Begitu juga cerita Dian Sastrowardoyo, yang dalam sebuah podcast mengaku sempat menunda studi lanjutnya demi fokus pada anak-anak. Padahal ia punya akses, privilege, dan support system. Tapi panggilan hati sebagai ibu tetap yang paling kuat.
Jujur, tidak ada yang salah dari keputusan-keputusan itu. Justru sangat mulia. Ketika seorang perempuan memilih berhenti sejenak demi rumah tangga, dampaknya bisa sangat besar. Suami lebih fokus bekerja, karirnya meningkat karena rumahnya kondusif. Anak-anak tumbuh dengan penuh kasih, merasa aman dan disayang sepenuhnya. Itu semua luar biasa.
Tapi yang sering luput adalah, bagaimana perasaan si ibu saat anak-anak sudah tumbuh dan mulai sibuk dengan dunianya sendiri?

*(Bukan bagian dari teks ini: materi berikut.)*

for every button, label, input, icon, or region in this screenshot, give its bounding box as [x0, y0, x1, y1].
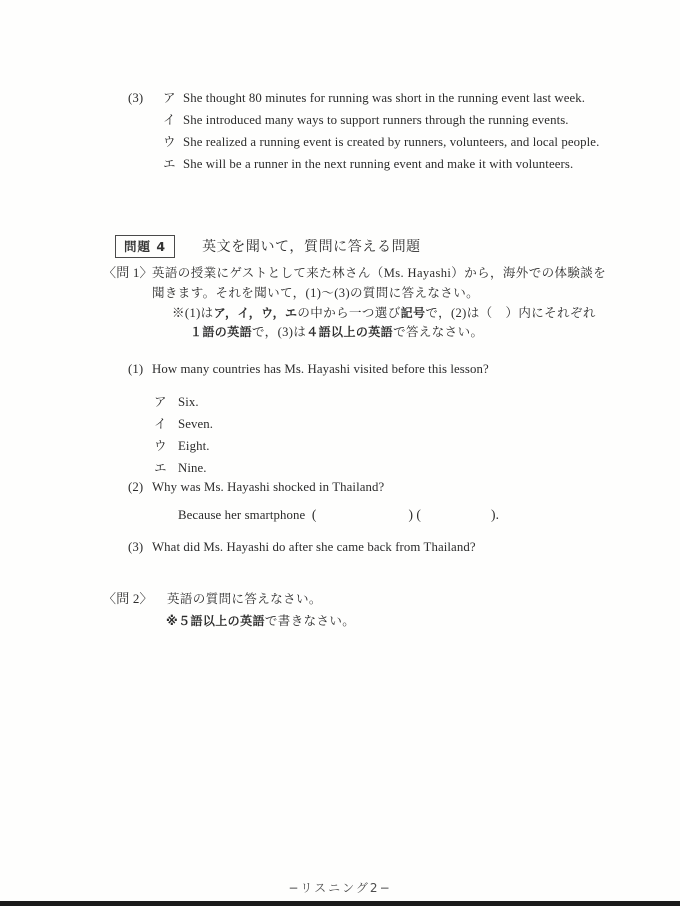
toi1-line1: 〈問 1〉英語の授業にゲストとして来た林さん（Ms. Hayashi）から，海外…	[103, 262, 606, 281]
option-text: Nine.	[178, 461, 207, 475]
toi2-note: ※５語以上の英語で書きなさい。	[166, 611, 355, 629]
q1-option-row: アSix.	[154, 392, 199, 410]
page-footer: −リスニング2−	[0, 879, 680, 896]
q2-answer-line: Because her smartphone () ().	[178, 507, 499, 523]
note-seg: (1)は	[185, 306, 214, 320]
q1-option-row: イSeven.	[154, 414, 213, 432]
q3-option-row: (3)アShe thought 80 minutes for running w…	[128, 88, 585, 106]
option-text: Seven.	[178, 417, 213, 431]
question-number: (2)	[128, 480, 152, 495]
option-kana-u: ウ	[163, 132, 183, 150]
note-seg-bold: ５語以上の英語	[178, 614, 265, 628]
option-text: She will be a runner in the next running…	[183, 157, 573, 171]
q3-question: (3)What did Ms. Hayashi do after she cam…	[128, 540, 476, 555]
toi1-label: 〈問 1〉	[103, 262, 152, 281]
scan-edge-bar	[0, 901, 680, 906]
option-kana-i: イ	[163, 110, 183, 128]
blank-open-paren: (	[416, 507, 421, 522]
option-kana-e: エ	[163, 154, 183, 172]
blank-open-paren: (	[312, 507, 317, 522]
option-text: Six.	[178, 395, 199, 409]
question-text: How many countries has Ms. Hayashi visit…	[152, 362, 489, 376]
question-text: Why was Ms. Hayashi shocked in Thailand?	[152, 480, 384, 494]
option-text: Eight.	[178, 439, 210, 453]
option-kana-e: エ	[154, 458, 178, 476]
option-kana-i: イ	[154, 414, 178, 432]
toi1-text2: 聞きます。それを聞いて，(1)〜(3)の質問に答えなさい。	[152, 286, 479, 300]
option-text: She introduced many ways to support runn…	[183, 113, 569, 127]
q3-option-row: エShe will be a runner in the next runnin…	[128, 154, 573, 172]
q1-option-row: ウEight.	[154, 436, 210, 454]
exam-page: (3)アShe thought 80 minutes for running w…	[0, 0, 680, 906]
question-number: (3)	[128, 540, 152, 555]
question-number: (3)	[128, 91, 163, 106]
q1-option-row: エNine.	[154, 458, 207, 476]
note-seg: で，(2)は（ ）内にそれぞれ	[425, 306, 595, 320]
toi1-text1: 英語の授業にゲストとして来た林さん（Ms. Hayashi）から，海外での体験談…	[152, 266, 606, 280]
question-text: What did Ms. Hayashi do after she came b…	[152, 540, 476, 554]
blank-close-paren-period: ).	[491, 507, 499, 522]
option-kana-a: ア	[154, 392, 178, 410]
note-marker: ※	[172, 306, 185, 320]
toi1-note-line2: １語の英語で，(3)は４語以上の英語で答えなさい。	[190, 322, 483, 340]
note-seg-bold: １語の英語	[190, 325, 252, 339]
note-seg-bold: ア，イ，ウ，エ	[214, 306, 298, 320]
option-text: She realized a running event is created …	[183, 135, 599, 149]
question-number: (1)	[128, 362, 152, 377]
toi2-instruction: 英語の質問に答えなさい。	[167, 592, 322, 606]
blank-close-paren: )	[409, 507, 414, 522]
option-text: She thought 80 minutes for running was s…	[183, 91, 585, 105]
note-seg-bold: ４語以上の英語	[306, 325, 393, 339]
toi1-note-line1: ※(1)はア，イ，ウ，エの中から一つ選び記号で，(2)は（ ）内にそれぞれ	[172, 303, 596, 321]
note-marker: ※	[166, 614, 178, 628]
section-title: 英文を聞いて，質問に答える問題	[202, 240, 421, 255]
q3-option-row: ウShe realized a running event is created…	[128, 132, 599, 150]
q1-question: (1)How many countries has Ms. Hayashi vi…	[128, 362, 489, 377]
section4-heading: 問題 4英文を聞いて，質問に答える問題	[115, 235, 421, 258]
section-box-label: 問題 4	[115, 235, 175, 258]
answer-prefix: Because her smartphone	[178, 508, 305, 522]
q2-question: (2)Why was Ms. Hayashi shocked in Thaila…	[128, 480, 384, 495]
toi2-line: 〈問 2〉英語の質問に答えなさい。	[103, 588, 322, 607]
option-kana-a: ア	[163, 88, 183, 106]
note-seg: で書きなさい。	[265, 614, 355, 628]
option-kana-u: ウ	[154, 436, 178, 454]
note-seg: で，(3)は	[252, 325, 306, 339]
note-seg: で答えなさい。	[393, 325, 483, 339]
toi2-label: 〈問 2〉	[103, 588, 167, 607]
note-seg: の中から一つ選び	[297, 306, 400, 320]
note-seg-bold: 記号	[401, 306, 426, 320]
q3-option-row: イShe introduced many ways to support run…	[128, 110, 569, 128]
toi1-line2: 聞きます。それを聞いて，(1)〜(3)の質問に答えなさい。	[152, 283, 479, 301]
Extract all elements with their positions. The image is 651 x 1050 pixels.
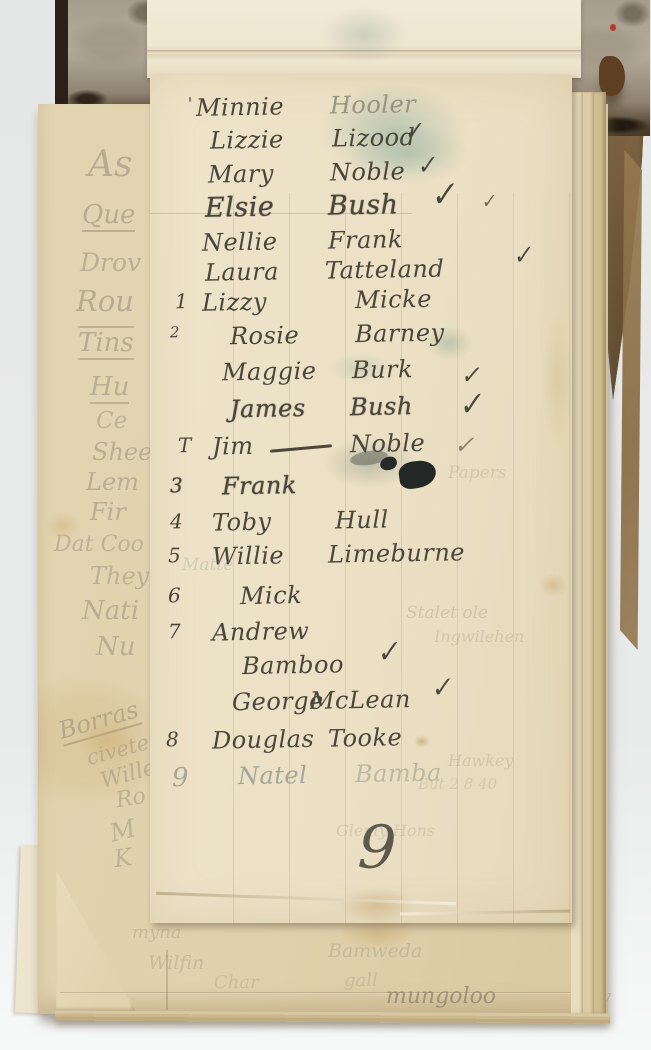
surname: Noble <box>350 429 426 458</box>
first-name: Toby <box>212 508 272 537</box>
ghost-text: Shee <box>92 438 152 466</box>
surname: Lizood <box>332 123 416 152</box>
surname: Barney <box>355 319 445 349</box>
ghost-text: Papers <box>448 463 507 483</box>
checkmark: ✓ <box>431 671 455 706</box>
notebook-page: ' Minnie Hooler Lizzie Lizood Mary Noble… <box>150 75 572 923</box>
first-name: Lizzie <box>210 125 284 154</box>
ghost-text: Hu <box>90 372 129 404</box>
ghost-text: Nati <box>82 596 139 626</box>
page-stack-edge <box>594 92 606 1014</box>
first-name: Bamboo <box>242 650 344 680</box>
first-name: Mick <box>240 581 303 610</box>
checkmark: ✓ <box>459 384 486 424</box>
roster-number: 9 <box>172 763 190 793</box>
surname: Frank <box>328 225 403 254</box>
leather-blotch <box>599 56 625 96</box>
first-name: Rosie <box>230 321 300 350</box>
first-name: Laura <box>205 257 279 286</box>
surname: Tooke <box>328 723 403 752</box>
roster-number: 5 <box>168 543 182 567</box>
first-name: Andrew <box>212 617 310 647</box>
roster-number: 4 <box>170 509 184 533</box>
first-name: Lizzy <box>202 288 267 317</box>
foxing-stain <box>78 716 136 764</box>
checkmark: ✓ <box>481 189 497 213</box>
surname: Tatteland <box>325 255 445 285</box>
roster-number: T <box>178 433 192 457</box>
surname: Hull <box>335 506 389 535</box>
water-stain <box>319 6 409 64</box>
foxing-stain <box>338 887 416 923</box>
roster-number: 2 <box>170 323 180 341</box>
first-name: Frank <box>222 471 297 500</box>
ghost-text: Rou <box>76 284 134 318</box>
roster-number: 7 <box>168 619 182 643</box>
first-name: Douglas <box>212 725 315 755</box>
surname: Noble <box>330 157 406 186</box>
ghost-text: Wilfin <box>148 952 204 974</box>
first-name: Jim <box>212 432 254 461</box>
ghost-text: Char <box>214 972 259 993</box>
checkmark: ✓ <box>377 632 402 670</box>
pressed-crease <box>60 992 605 994</box>
roster-number: 8 <box>166 727 180 751</box>
page-stack-edge <box>571 92 583 1014</box>
ghost-text: Matte <box>182 555 233 575</box>
ghost-text: Glenly Hons <box>336 821 435 840</box>
ghost-text: They <box>90 562 149 590</box>
first-name: Maggie <box>222 357 317 387</box>
ghost-text: Stalet ole <box>406 603 488 623</box>
page-stack-bottom-edge <box>55 1011 610 1024</box>
ghost-text: gall <box>344 970 378 991</box>
ghost-text: Tins <box>78 326 134 360</box>
ghost-text: As <box>88 144 132 185</box>
ghost-text: M <box>107 813 139 847</box>
ghost-text: Fir <box>90 498 126 526</box>
roster-number: 1 <box>175 289 189 313</box>
ghost-text: Nu <box>96 632 136 662</box>
foxing-stain <box>46 512 80 540</box>
ghost-text: Ce <box>96 408 127 434</box>
folded-page-flap <box>147 0 581 78</box>
ghost-text: mungoloo <box>386 984 496 1009</box>
ghost-text: myna <box>132 922 182 943</box>
ghost-text: K <box>112 843 134 873</box>
first-name: Elsie <box>205 192 275 224</box>
roster-number: 6 <box>168 583 182 607</box>
surname: Burk <box>352 355 414 384</box>
checkmark: ✓ <box>431 172 460 216</box>
checkmark: ✓ <box>404 115 426 147</box>
ghost-text: Hawkey <box>448 751 513 770</box>
first-name: Minnie <box>196 92 285 122</box>
first-name: James <box>230 394 306 423</box>
roster-number: 3 <box>170 473 184 497</box>
ghost-text: Lem <box>86 468 139 496</box>
first-name: Nellie <box>202 227 278 256</box>
surname: Micke <box>355 285 432 314</box>
checkmark: ✓ <box>513 239 535 271</box>
first-name: Mary <box>208 160 274 189</box>
red-paint-dot <box>610 24 616 31</box>
page-corner-fold <box>56 870 136 1012</box>
ghost-text: Que <box>82 200 135 232</box>
page-stack-edge <box>583 92 594 1014</box>
surname: McLean <box>310 685 411 715</box>
ghost-text: Drov <box>80 248 141 277</box>
surname: Hooler <box>330 90 417 119</box>
ghost-text: But 2 8 40 <box>418 775 497 793</box>
surname: Limeburne <box>328 538 465 568</box>
roster-number: ' <box>188 94 193 113</box>
ghost-text: Ro <box>114 784 148 814</box>
ghost-text: Ingwilehen <box>434 627 524 646</box>
first-name: Natel <box>238 761 308 790</box>
surname: Bush <box>350 392 413 421</box>
surname: Bush <box>328 189 399 221</box>
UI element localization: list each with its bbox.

Saat mereka sudah banyak main, ikut les, dan tidak lagi tergantung sepenuhnya pada ibunya, ruang kosong itu muncul. Dan banyak perempuan merasa: aku siapa sekarang? aku punya apa?
Inilah kenapa menurut saya, perempuan tetap harus punya mimpi. Sekecil apapun itu.
Ada alasan mengapa tetap punya mimpi menjaga kita tetap jadi diri sendiri. Mimpi membuat kita tidak hilang dalam peran. Kita tetap bisa merasa bangga pernah mencapai sesuatu, punya arah, punya tujuan.
Tidak harus langsung besar. Tidak harus sempurna. Yang penting ada progres, meski pelan.
Kalau belum bisa kerja lagi, mungkin bisa ikut kelas daring 1 jam seminggu.
Kalau belum bisa buka usaha, mungkin bisa mulai riset pasar dari rumah.
Kalau belum bisa lanjut sekolah, mungkin bisa mulai baca jurnal atau cari beasiswa.
Yang penting: jangan matikan api itu sepenuhnya.
Saya percaya, perempuan bisa jadi ibu yang hebat dan individu yang punya mimpi. Keduanya bisa berjalan bersama, asal dilakukan dengan sadar dan proporsional.
Maka untuk kamu yang hari-harinya sibuk ngurus rumah, kerja lembur tanpa gaji di dapur, atau sering merasa “kehilangan diri sendiri”—yakinlah, kamu masih bisa punya sesuatu yang milikmu sendiri. Mimpi itu tidak egois. Justru itu penyelamat.
Karena saat kita menjaga mimpi tetap hidup, kita menjaga diri kita tetap utuh. Dan saat anak-anak suatu hari bertanya, “Mama dulu cita-citanya apa?”, kita bisa menjawab dengan bangga: Mama masih menjalaninya sampai sekarang.